Manteca Police Chief Dave Bricker said officers told bikers with three different clubs to either cover up their patches or leave. Bricker noted the other bikers complied and weren’t eventually told to leave by his officers.

“It is keeping with a policy we’ve had for years at events like the Pumpkin Fair,” Bricker said.

That policy prohibits the wearing of gang colors or bikers showing club patches on vests. It is designed to assure safety and promote the Pumpkin Fair as a family event. And like all policies applying to the public, Bricker said it doesn’t make exceptions.

“At least one of the other bikers said they understood about the city wanting to keep the event family orientated and complied.
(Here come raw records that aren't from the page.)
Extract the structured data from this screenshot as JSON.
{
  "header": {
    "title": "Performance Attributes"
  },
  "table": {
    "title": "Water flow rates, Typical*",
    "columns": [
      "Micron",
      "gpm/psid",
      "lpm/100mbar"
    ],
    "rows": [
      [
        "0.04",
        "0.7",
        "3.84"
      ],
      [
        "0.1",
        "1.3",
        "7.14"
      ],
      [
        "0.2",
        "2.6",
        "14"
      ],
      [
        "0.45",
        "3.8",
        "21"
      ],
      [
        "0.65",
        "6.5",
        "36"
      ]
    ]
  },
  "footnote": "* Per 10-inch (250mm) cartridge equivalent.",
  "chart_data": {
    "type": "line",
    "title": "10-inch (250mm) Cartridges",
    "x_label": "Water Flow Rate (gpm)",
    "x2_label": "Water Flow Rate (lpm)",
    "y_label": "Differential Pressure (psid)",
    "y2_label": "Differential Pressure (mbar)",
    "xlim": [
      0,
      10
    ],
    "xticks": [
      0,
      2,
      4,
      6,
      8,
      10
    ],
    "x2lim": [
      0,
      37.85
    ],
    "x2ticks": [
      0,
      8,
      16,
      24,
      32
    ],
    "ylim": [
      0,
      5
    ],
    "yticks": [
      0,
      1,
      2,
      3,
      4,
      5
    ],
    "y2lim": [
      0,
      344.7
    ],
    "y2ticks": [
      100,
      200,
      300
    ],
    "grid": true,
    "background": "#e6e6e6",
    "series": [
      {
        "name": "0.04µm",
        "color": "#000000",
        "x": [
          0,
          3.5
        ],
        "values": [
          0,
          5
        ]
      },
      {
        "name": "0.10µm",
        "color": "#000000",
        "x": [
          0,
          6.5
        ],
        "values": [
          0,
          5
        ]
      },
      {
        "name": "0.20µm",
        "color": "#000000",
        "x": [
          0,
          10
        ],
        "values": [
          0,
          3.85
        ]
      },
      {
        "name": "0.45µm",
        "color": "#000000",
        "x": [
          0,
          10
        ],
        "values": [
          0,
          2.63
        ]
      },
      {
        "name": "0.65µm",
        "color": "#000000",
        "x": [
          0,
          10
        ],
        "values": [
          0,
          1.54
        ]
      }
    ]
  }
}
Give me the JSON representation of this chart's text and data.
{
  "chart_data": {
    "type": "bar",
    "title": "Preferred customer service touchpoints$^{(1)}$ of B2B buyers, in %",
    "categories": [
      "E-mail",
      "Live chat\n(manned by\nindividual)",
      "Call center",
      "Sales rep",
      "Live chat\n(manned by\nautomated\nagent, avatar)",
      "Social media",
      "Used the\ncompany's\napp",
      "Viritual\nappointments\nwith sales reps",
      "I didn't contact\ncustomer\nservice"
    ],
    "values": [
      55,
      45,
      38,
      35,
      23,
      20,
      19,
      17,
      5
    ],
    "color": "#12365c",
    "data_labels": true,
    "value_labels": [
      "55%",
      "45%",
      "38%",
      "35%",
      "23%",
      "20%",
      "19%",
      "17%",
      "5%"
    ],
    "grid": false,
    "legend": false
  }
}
Bricker added that a recent motorcycle gang-related shooting east of Manteca as well as violence in Sparks that led to a murder emphasized the need to keep the Pumpkin Fair policy intact.

Billy Rogers, one of the Bikers for Christ who was asked to leave the fair after they declined to comply by turning their vests inside out, said police were profiling them unfairly as being the same as outlaw biker gangs.

Rogers noted in a letter to the Manteca Bulletin that his club was thinking about riding in the Manteca Christmas parade as others biker groups have in the past. He doubt that they would participate if they were asked to remove their “ministerial colors.”

In past years police have told gang members to leave the Pumpkin Fair as well when they declined to remove their colors.

Bricker noted that the Pumpkin Fair went off without incident over the two-day period.